34 Het werd tijd om de druiven te oogsten. Hij stuurde dienaren naar die wijnboeren. Ze moesten zijn deel van de druivenoogst bij hen ophalen. 35 Maar de wijnboeren grepen de dienaren. Ze sloegen de ene, doodden de andere en gooiden de derde met stenen dood. 36 Toen stuurde de eigenaar andere dienaren, meer dan de eerste keer. Met hen gebeurde hetzelfde. 37 Tenslotte stuurde de eigenaar zijn eigen zoon. Hij zei: 'Met mijn zoon zullen ze dat niet durven doen.' 38 Maar toen de wijnboeren de zoon zagen komen, zeiden ze tegen elkaar: 'Dit is de man die later de wijngaard zal erven. Laten we hem doden, dan is de wijngaard van óns.' 39 En ze grepen de zoon, gooiden hem de wijngaard uit en doodden hem.

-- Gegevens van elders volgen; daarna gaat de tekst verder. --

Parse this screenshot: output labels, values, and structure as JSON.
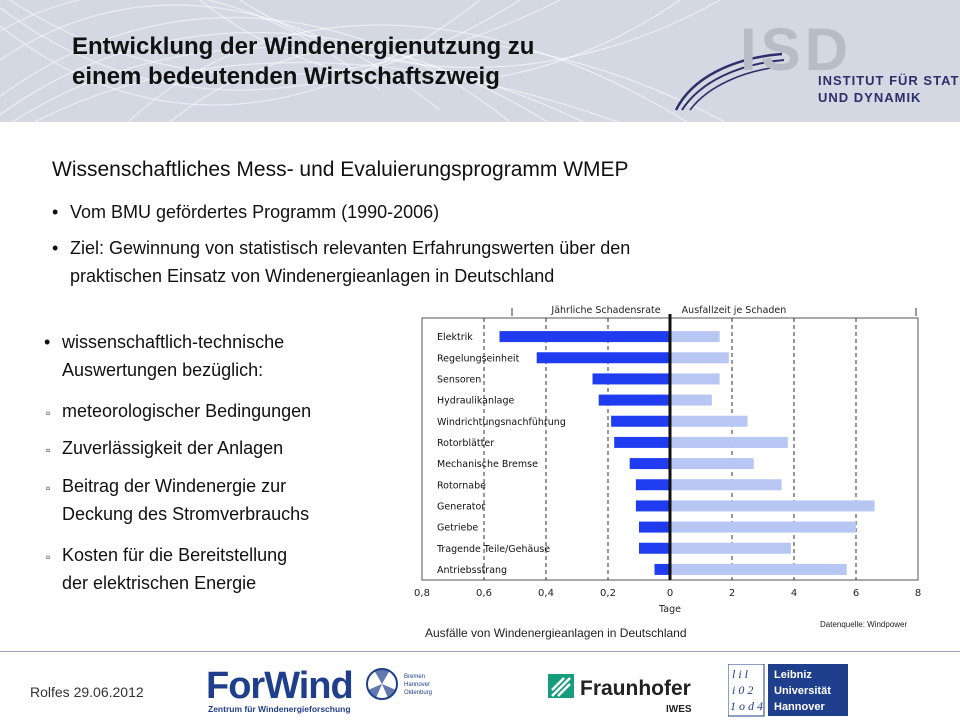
{
  "header": {
    "title": "Entwicklung der Windenergienutzung zu\neinem bedeutenden Wirtschaftszweig",
    "logo": {
      "letters": "ISD",
      "line1": "INSTITUT FÜR STATIK",
      "line2": "UND DYNAMIK"
    }
  },
  "main": {
    "section_title": "Wissenschaftliches Mess- und Evaluierungsprogramm WMEP",
    "bullets": [
      "Vom BMU gefördertes Programm (1990-2006)",
      "Ziel: Gewinnung von statistisch relevanten Erfahrungswerten über den",
      "praktischen Einsatz von Windenergieanlagen  in Deutschland"
    ],
    "left_list": {
      "intro_line1": "wissenschaftlich-technische",
      "intro_line2": "Auswertungen bezüglich:",
      "items": [
        {
          "l1": "meteorologischer Bedingungen",
          "l2": ""
        },
        {
          "l1": "Zuverlässigkeit der Anlagen",
          "l2": ""
        },
        {
          "l1": "Beitrag der Windenergie zur",
          "l2": "Deckung des Stromverbrauchs"
        },
        {
          "l1": "Kosten für die Bereitstellung",
          "l2": "der elektrischen Energie"
        }
      ]
    },
    "caption": "Ausfälle von Windenergieanlagen in Deutschland",
    "source": "Datenquelle: Windpower"
  },
  "chart_data": {
    "type": "bar",
    "title": "",
    "left_header": "Jährliche Schadensrate",
    "right_header": "Ausfallzeit je Schaden",
    "xlabel": "Tage",
    "categories": [
      "Elektrik",
      "Regelungseinheit",
      "Sensoren",
      "Hydraulikanlage",
      "Windrichtungsnachführung",
      "Rotorblätter",
      "Mechanische Bremse",
      "Rotornabe",
      "Generator",
      "Getriebe",
      "Tragende Teile/Gehäuse",
      "Antriebsstrang"
    ],
    "series": [
      {
        "values": [
          0.55,
          0.43,
          0.25,
          0.23,
          0.19,
          0.18,
          0.13,
          0.11,
          0.11,
          0.1,
          0.1,
          0.05
        ],
        "color": "#1f3cf0"
      },
      {
        "values": [
          1.6,
          1.9,
          1.6,
          1.35,
          2.5,
          3.8,
          2.7,
          3.6,
          6.6,
          6.0,
          3.9,
          5.7
        ],
        "color": "#b8c6f4"
      }
    ],
    "left_ticks": [
      "0,8",
      "0,6",
      "0,4",
      "0,2"
    ],
    "right_ticks": [
      "0",
      "2",
      "4",
      "6",
      "8"
    ],
    "left_range": [
      0,
      0.8
    ],
    "right_range": [
      0,
      8
    ]
  },
  "footer": {
    "date": "Rolfes 29.06.2012",
    "forwind": {
      "name": "ForWind",
      "sub": "Zentrum für Windenergieforschung",
      "cities": [
        "Bremen",
        "Hannover",
        "Oldenburg"
      ]
    },
    "fraunhofer": {
      "name": "Fraunhofer",
      "sub": "IWES"
    },
    "leibniz": {
      "lines": [
        "Leibniz",
        "Universität",
        "Hannover"
      ],
      "glyph_rows": [
        "l i l",
        "i 0 2",
        "1 o d 4"
      ]
    }
  }
}
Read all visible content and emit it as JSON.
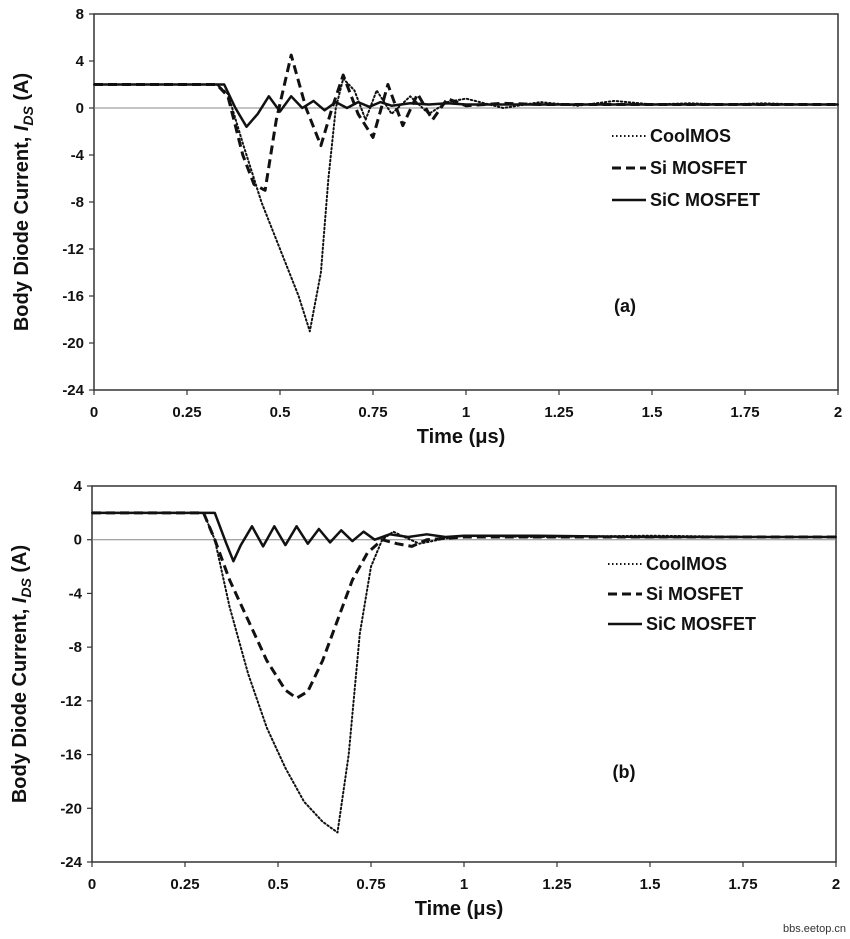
{
  "chart_data": [
    {
      "type": "line",
      "panel_label": "(a)",
      "xlabel": "Time (μs)",
      "ylabel_main": "Body Diode Current, ",
      "ylabel_sym": "I",
      "ylabel_sub": "DS",
      "ylabel_unit": " (A)",
      "xlim": [
        0,
        2
      ],
      "ylim": [
        -24,
        8
      ],
      "xticks": [
        0,
        0.25,
        0.5,
        0.75,
        1,
        1.25,
        1.5,
        1.75,
        2
      ],
      "xtick_labels": [
        "0",
        "0.25",
        "0.5",
        "0.75",
        "1",
        "1.25",
        "1.5",
        "1.75",
        "2"
      ],
      "yticks": [
        -24,
        -20,
        -16,
        -12,
        -8,
        -4,
        0,
        4,
        8
      ],
      "ytick_labels": [
        "-24",
        "-20",
        "-16",
        "-12",
        "-8",
        "-4",
        "0",
        "4",
        "8"
      ],
      "legend_position": "right-middle",
      "series": [
        {
          "name": "CoolMOS",
          "style": "dotted",
          "x": [
            0,
            0.33,
            0.36,
            0.4,
            0.45,
            0.5,
            0.55,
            0.58,
            0.61,
            0.63,
            0.65,
            0.67,
            0.7,
            0.73,
            0.76,
            0.8,
            0.85,
            0.9,
            0.95,
            1.0,
            1.1,
            1.2,
            1.3,
            1.4,
            1.5,
            1.6,
            1.7,
            1.8,
            1.9,
            2.0
          ],
          "y": [
            2,
            2,
            1.2,
            -3,
            -8,
            -12,
            -16,
            -19,
            -14,
            -6,
            0,
            2.5,
            1.5,
            -1,
            1.5,
            -0.5,
            1,
            -0.5,
            0.5,
            0.8,
            0,
            0.5,
            0.2,
            0.6,
            0.3,
            0.4,
            0.3,
            0.4,
            0.3,
            0.3
          ]
        },
        {
          "name": "Si MOSFET",
          "style": "dashed",
          "x": [
            0,
            0.33,
            0.36,
            0.4,
            0.43,
            0.46,
            0.49,
            0.53,
            0.57,
            0.61,
            0.64,
            0.67,
            0.71,
            0.75,
            0.79,
            0.83,
            0.87,
            0.91,
            0.95,
            1.0,
            1.1,
            1.2,
            1.3,
            1.4,
            1.5,
            1.6,
            1.7,
            1.8,
            1.9,
            2.0
          ],
          "y": [
            2,
            2,
            1,
            -4,
            -6.5,
            -7,
            -1,
            4.5,
            0,
            -3.2,
            0,
            2.8,
            -0.5,
            -2.5,
            2,
            -1.5,
            1.2,
            -1,
            0.8,
            0.2,
            0.4,
            0.3,
            0.3,
            0.3,
            0.3,
            0.3,
            0.3,
            0.3,
            0.3,
            0.3
          ]
        },
        {
          "name": "SiC MOSFET",
          "style": "solid",
          "x": [
            0,
            0.35,
            0.38,
            0.41,
            0.44,
            0.47,
            0.5,
            0.53,
            0.56,
            0.59,
            0.62,
            0.65,
            0.68,
            0.71,
            0.74,
            0.77,
            0.8,
            0.85,
            0.9,
            0.95,
            1.0,
            1.2,
            1.5,
            1.8,
            2.0
          ],
          "y": [
            2,
            2,
            0,
            -1.6,
            -0.5,
            1.0,
            -0.3,
            1.0,
            0,
            0.6,
            -0.2,
            0.5,
            0,
            0.5,
            0.1,
            0.5,
            0.2,
            0.4,
            0.3,
            0.4,
            0.3,
            0.3,
            0.3,
            0.3,
            0.3
          ]
        }
      ]
    },
    {
      "type": "line",
      "panel_label": "(b)",
      "xlabel": "Time (μs)",
      "ylabel_main": "Body Diode Current, ",
      "ylabel_sym": "I",
      "ylabel_sub": "DS",
      "ylabel_unit": " (A)",
      "xlim": [
        0,
        2
      ],
      "ylim": [
        -24,
        4
      ],
      "xticks": [
        0,
        0.25,
        0.5,
        0.75,
        1,
        1.25,
        1.5,
        1.75,
        2
      ],
      "xtick_labels": [
        "0",
        "0.25",
        "0.5",
        "0.75",
        "1",
        "1.25",
        "1.5",
        "1.75",
        "2"
      ],
      "yticks": [
        -24,
        -20,
        -16,
        -12,
        -8,
        -4,
        0,
        4
      ],
      "ytick_labels": [
        "-24",
        "-20",
        "-16",
        "-12",
        "-8",
        "-4",
        "0",
        "4"
      ],
      "legend_position": "right-middle",
      "series": [
        {
          "name": "CoolMOS",
          "style": "dotted",
          "x": [
            0,
            0.3,
            0.33,
            0.37,
            0.42,
            0.47,
            0.52,
            0.57,
            0.62,
            0.66,
            0.69,
            0.72,
            0.75,
            0.78,
            0.81,
            0.84,
            0.88,
            0.95,
            1.0,
            1.2,
            1.5,
            1.8,
            2.0
          ],
          "y": [
            2,
            2,
            0,
            -5,
            -10,
            -14,
            -17,
            -19.5,
            -21,
            -21.8,
            -16,
            -7,
            -2,
            0,
            0.6,
            0.2,
            -0.3,
            0.1,
            0.3,
            0.2,
            0.3,
            0.2,
            0.2
          ]
        },
        {
          "name": "Si MOSFET",
          "style": "dashed",
          "x": [
            0,
            0.3,
            0.33,
            0.37,
            0.42,
            0.47,
            0.52,
            0.55,
            0.58,
            0.62,
            0.66,
            0.7,
            0.74,
            0.78,
            0.82,
            0.86,
            0.9,
            1.0,
            1.2,
            1.5,
            1.8,
            2.0
          ],
          "y": [
            2,
            2,
            0,
            -3,
            -6,
            -9,
            -11.2,
            -11.8,
            -11.3,
            -9,
            -6,
            -3,
            -1,
            0,
            -0.3,
            -0.5,
            0,
            0.2,
            0.2,
            0.2,
            0.2,
            0.2
          ]
        },
        {
          "name": "SiC MOSFET",
          "style": "solid",
          "x": [
            0,
            0.33,
            0.36,
            0.38,
            0.4,
            0.43,
            0.46,
            0.49,
            0.52,
            0.55,
            0.58,
            0.61,
            0.64,
            0.67,
            0.7,
            0.73,
            0.76,
            0.8,
            0.85,
            0.9,
            0.95,
            1.0,
            1.2,
            1.5,
            1.8,
            2.0
          ],
          "y": [
            2,
            2,
            -0.2,
            -1.6,
            -0.4,
            1.0,
            -0.5,
            1.0,
            -0.4,
            1.0,
            -0.3,
            0.8,
            -0.2,
            0.7,
            -0.1,
            0.6,
            0,
            0.4,
            0.2,
            0.4,
            0.2,
            0.3,
            0.3,
            0.2,
            0.2,
            0.2
          ]
        }
      ]
    }
  ],
  "watermark": "bbs.eetop.cn"
}
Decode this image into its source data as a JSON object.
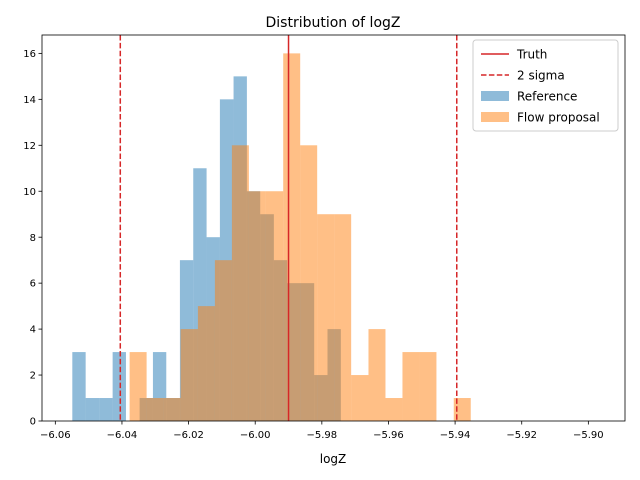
{
  "chart_data": {
    "type": "bar",
    "title": "Distribution of logZ",
    "xlabel": "logZ",
    "ylabel": "",
    "xlim": [
      -6.064,
      -5.889
    ],
    "ylim": [
      0,
      16.8
    ],
    "xticks": [
      -6.06,
      -6.04,
      -6.02,
      -6.0,
      -5.98,
      -5.96,
      -5.94,
      -5.92,
      -5.9
    ],
    "xtick_labels": [
      "−6.06",
      "−6.04",
      "−6.02",
      "−6.00",
      "−5.98",
      "−5.96",
      "−5.94",
      "−5.92",
      "−5.90"
    ],
    "yticks": [
      0,
      2,
      4,
      6,
      8,
      10,
      12,
      14,
      16
    ],
    "ytick_labels": [
      "0",
      "2",
      "4",
      "6",
      "8",
      "10",
      "12",
      "14",
      "16"
    ],
    "grid": false,
    "legend_placement": "top-right",
    "series": [
      {
        "name": "Reference",
        "kind": "histogram",
        "color": "#1f77b4",
        "alpha": 0.5,
        "bins": [
          {
            "x0": -6.0549,
            "x1": -6.0509,
            "count": 3
          },
          {
            "x0": -6.0509,
            "x1": -6.0468,
            "count": 1
          },
          {
            "x0": -6.0468,
            "x1": -6.0428,
            "count": 1
          },
          {
            "x0": -6.0428,
            "x1": -6.0388,
            "count": 3
          },
          {
            "x0": -6.0388,
            "x1": -6.0347,
            "count": 0
          },
          {
            "x0": -6.0347,
            "x1": -6.0307,
            "count": 1
          },
          {
            "x0": -6.0307,
            "x1": -6.0267,
            "count": 3
          },
          {
            "x0": -6.0267,
            "x1": -6.0226,
            "count": 1
          },
          {
            "x0": -6.0226,
            "x1": -6.0186,
            "count": 7
          },
          {
            "x0": -6.0186,
            "x1": -6.0146,
            "count": 11
          },
          {
            "x0": -6.0146,
            "x1": -6.0106,
            "count": 8
          },
          {
            "x0": -6.0106,
            "x1": -6.0065,
            "count": 14
          },
          {
            "x0": -6.0065,
            "x1": -6.0025,
            "count": 15
          },
          {
            "x0": -6.0025,
            "x1": -5.9985,
            "count": 10
          },
          {
            "x0": -5.9985,
            "x1": -5.9944,
            "count": 9
          },
          {
            "x0": -5.9944,
            "x1": -5.9904,
            "count": 7
          },
          {
            "x0": -5.9904,
            "x1": -5.9864,
            "count": 6
          },
          {
            "x0": -5.9864,
            "x1": -5.9823,
            "count": 6
          },
          {
            "x0": -5.9823,
            "x1": -5.9783,
            "count": 2
          },
          {
            "x0": -5.9783,
            "x1": -5.9743,
            "count": 4
          }
        ]
      },
      {
        "name": "Flow proposal",
        "kind": "histogram",
        "color": "#ff7f0e",
        "alpha": 0.5,
        "bins": [
          {
            "x0": -6.0377,
            "x1": -6.0326,
            "count": 3
          },
          {
            "x0": -6.0326,
            "x1": -6.0275,
            "count": 1
          },
          {
            "x0": -6.0275,
            "x1": -6.0224,
            "count": 1
          },
          {
            "x0": -6.0224,
            "x1": -6.0172,
            "count": 4
          },
          {
            "x0": -6.0172,
            "x1": -6.0121,
            "count": 5
          },
          {
            "x0": -6.0121,
            "x1": -6.007,
            "count": 7
          },
          {
            "x0": -6.007,
            "x1": -6.0019,
            "count": 12
          },
          {
            "x0": -6.0019,
            "x1": -5.9968,
            "count": 10
          },
          {
            "x0": -5.9968,
            "x1": -5.9916,
            "count": 10
          },
          {
            "x0": -5.9916,
            "x1": -5.9865,
            "count": 16
          },
          {
            "x0": -5.9865,
            "x1": -5.9814,
            "count": 12
          },
          {
            "x0": -5.9814,
            "x1": -5.9763,
            "count": 9
          },
          {
            "x0": -5.9763,
            "x1": -5.9712,
            "count": 9
          },
          {
            "x0": -5.9712,
            "x1": -5.966,
            "count": 2
          },
          {
            "x0": -5.966,
            "x1": -5.9609,
            "count": 4
          },
          {
            "x0": -5.9609,
            "x1": -5.9558,
            "count": 1
          },
          {
            "x0": -5.9558,
            "x1": -5.9507,
            "count": 3
          },
          {
            "x0": -5.9507,
            "x1": -5.9456,
            "count": 3
          },
          {
            "x0": -5.9456,
            "x1": -5.9404,
            "count": 0
          },
          {
            "x0": -5.9404,
            "x1": -5.9353,
            "count": 1
          }
        ]
      }
    ],
    "reference_lines": [
      {
        "name": "Truth",
        "x": -5.99,
        "style": "solid",
        "color": "#d62728"
      },
      {
        "name": "2 sigma",
        "x": -6.0405,
        "style": "dashed",
        "color": "#d62728"
      },
      {
        "name": "2 sigma",
        "x": -5.9395,
        "style": "dashed",
        "color": "#d62728"
      }
    ],
    "legend": [
      {
        "label": "Truth",
        "kind": "line-solid",
        "color": "#d62728"
      },
      {
        "label": "2 sigma",
        "kind": "line-dashed",
        "color": "#d62728"
      },
      {
        "label": "Reference",
        "kind": "patch",
        "color": "#1f77b4"
      },
      {
        "label": "Flow proposal",
        "kind": "patch",
        "color": "#ff7f0e"
      }
    ]
  }
}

40 Als nu straks de eigenaar van de wijngaard komt, wat zal hij dan met die wijnboeren doen?" 41 Ze antwoordden Jezus: "Hij zal hen voor straf laten doden. En hij zal de wijngaard aan andere wijnboeren verhuren, die hem op tijd de druiven zullen komen brengen." 42 Jezus zei tegen hen: "Hebben jullie nooit gelezen in de Boeken: 'De steen die de bouwers niet goed genoeg vonden, is de belangrijkste bouwsteen van het gebouw geworden. Zo heeft de Heer het gedaan en we kunnen het niet begrijpen.' 43 Daarom zeg Ik jullie dat het Koninkrijk van God van jullie zal worden afgenomen. Het zal worden gegeven aan een volk dat aan God de vruchten komt brengen. 44 En wie op die steen zal vallen, zal verpletterd worden. En op wie deze steen valt, zal verbrijzeld worden."

45 Toen de leiders van de priesters en de Farizeeërs dit verhaal hoorden, begrepen ze dat Jezus het over hén had. 46 Het liefst hadden ze Hem gevangen laten nemen, maar ze durfden niet. Want ze waren bang voor de grote groepen mensen die geloofden dat Hij een profeet was.

Footnotes

  1. Mattheüs 21:9 Vroeger hadden de profeten gezegd dat de Redder van Israël (de 'Messias') een zoon uit de familie van David zou zijn. Daarom noemen de mensen Hem zo. Ze dachten dat Jezus hen nu van de Romeinen zou bevrijden en de nieuwe koning zou worden.
  2. Mattheüs 21:12 In de tempel konden de mensen dieren kopen voor de offers. Er was een hele markt ontstaan.
  3. Mattheüs 21:15 Ze werden boos, omdat daarmee de Messias werd bedoeld, de Redder van Israël. Lees de aantekening bij Matteüs 9:27.